Sugaring in Amherst for fun and friendship
"It's something to do during mud season," said Christy. "It gets you outside after being cooped up inside all winter."
Three decades ago, one of the Belvins' children came home from school with a request from a teacher to bring in some maple sap.
"They were going to make maple syrup," said Bill. "It was a good project because there's a lot of science and math to it, but for some reason the project didn't work out and the kids were sent home with the sap."
Not wanting to see a perfectly good batch of sap go to waste, the Belvins did their first boil and produced a tiny amount of thick, sweet syrup. It took one taste and the Belvins were hooked.
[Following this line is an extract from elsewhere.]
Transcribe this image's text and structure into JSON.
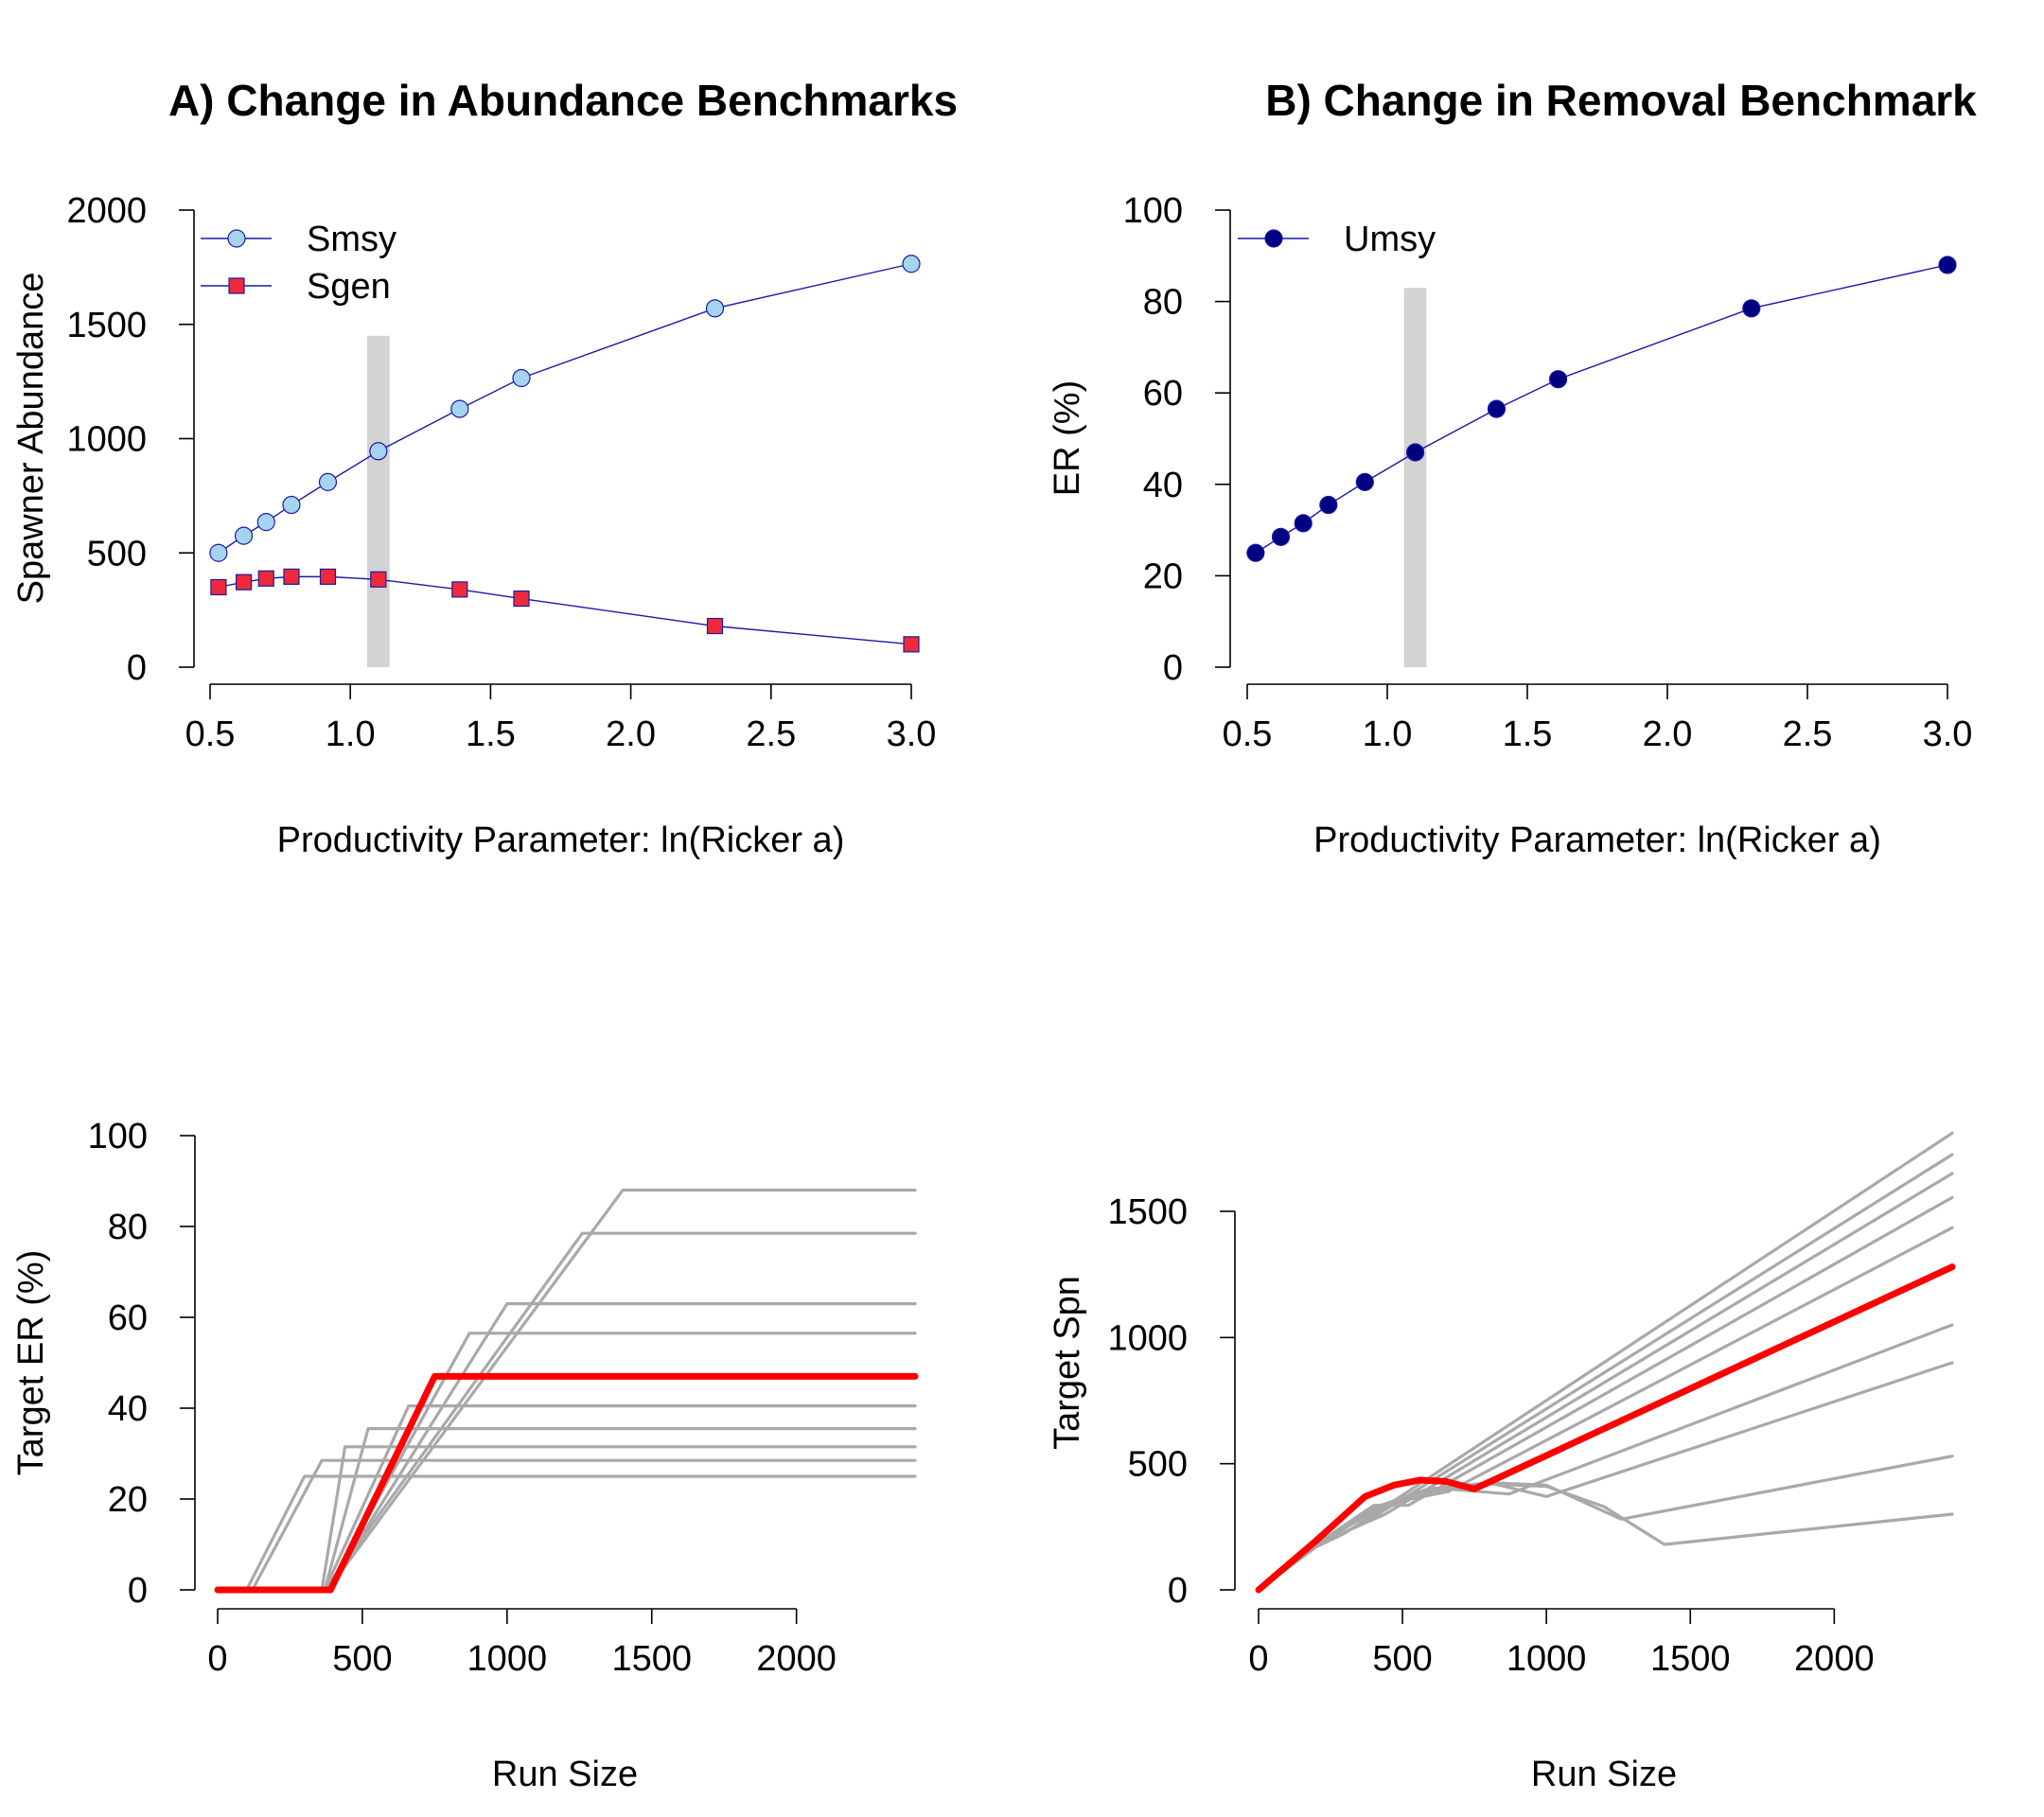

They set out taps and covered buckets and began collecting sap from their small grove of maples (called a "sugar bush") and through a process of trial and error began perfecting their methods for making syrup.
Today they still collect sap the old fashioned way, but they've also got a small area of maples with taps connected to tubing that lead downhill to a large plastic tank that Bill calls "the pig."
"Gravity is definitely your friend," said Bill. "On warm, sunny days the sap just pours out of those trees like water and just makes a sugar maker's heart skip a beat."
The sap is stored in trash barrels tucked into deep snow banks on the side of the Belvin's garage. The snow helps keep the clear, sweet sap cold to ward off bacteria and mold until it's time to boil.
"If the sap looks foggy, you've lost it," said Christy. "It's really hard to keep sap in years where there's not much snow."
In the Belvins' side yard is a make-shift boiler made of an old wood stove propped up on blocks, a chimney, and a bit of a roof to keep snow and rain from interfering with their boiling. With a good fire in its belly, the boiler starts cranking out smoke and reducing the sap down to a thick syrup.
The Belvins, like the 500 other home producers in New Hampshire, don't sell their syrup; they give it away.
"There are people all over the country who get our syrup for Christmas," said Bill.
It takes nearly 40 gallons of sap - and around eight hours of boiling time - to make one gallon of syrup, according to Chris Pfeil of The Maple Guys in Lyndeborough. The Maple Guys make their own syrup at their sugar shack, but also sell sugaring supplies to home producers who want to try their hand at making syrup (www.mapleguys.com).
During the season, the sap takes on different characteristics which results in different grades of syrup, from "fancy" early in the season, to the rich ambers at the height of the season, and finally to the "Grade B" end-of-season syrup that isn't much good for pancakes but is used by bakeries to give products a hint of maple.
"There's a correlation between the color of the syrup and the flavor," said Bill Belvin. "The lighter the color, the sweeter and less maple the syrup. The darker it is, the more maple and less sweet."
Sugaring time is a busy season, but also a short one. Bill said there are a few ways maple producers know when to take in their taps.
"If you're out of wood and your wife stops helping you, you know the season is over," he said. But the maple trees also provide clues.
"If the buds on a sugar maple are the size of a mouse's ear, it's time to stop," he said.
Because the trees use the sugar in their veins to produce the buds which will become leaves, the sap changes later in the spring and becomes almost bitter, said Christy Belvin.
"It doesn't make very good syrup," she said. "It smells kind of funky and it tastes funky."
For folks who want to try their hand at sugaring, Chris Pfeil said the investment to get started is minimal.
"All you really need is a tap and a milk jug to get started," he said. "You can boil the sap in a turkey fryer and keep an eye on the temperature with a candy thermometer."
But Pfeil warns that for a lot of people, making syrup quickly becomes an addiction.
"It's one of those things where you get something for your labor," he said. "Anybody can do it, and it's always fascinating."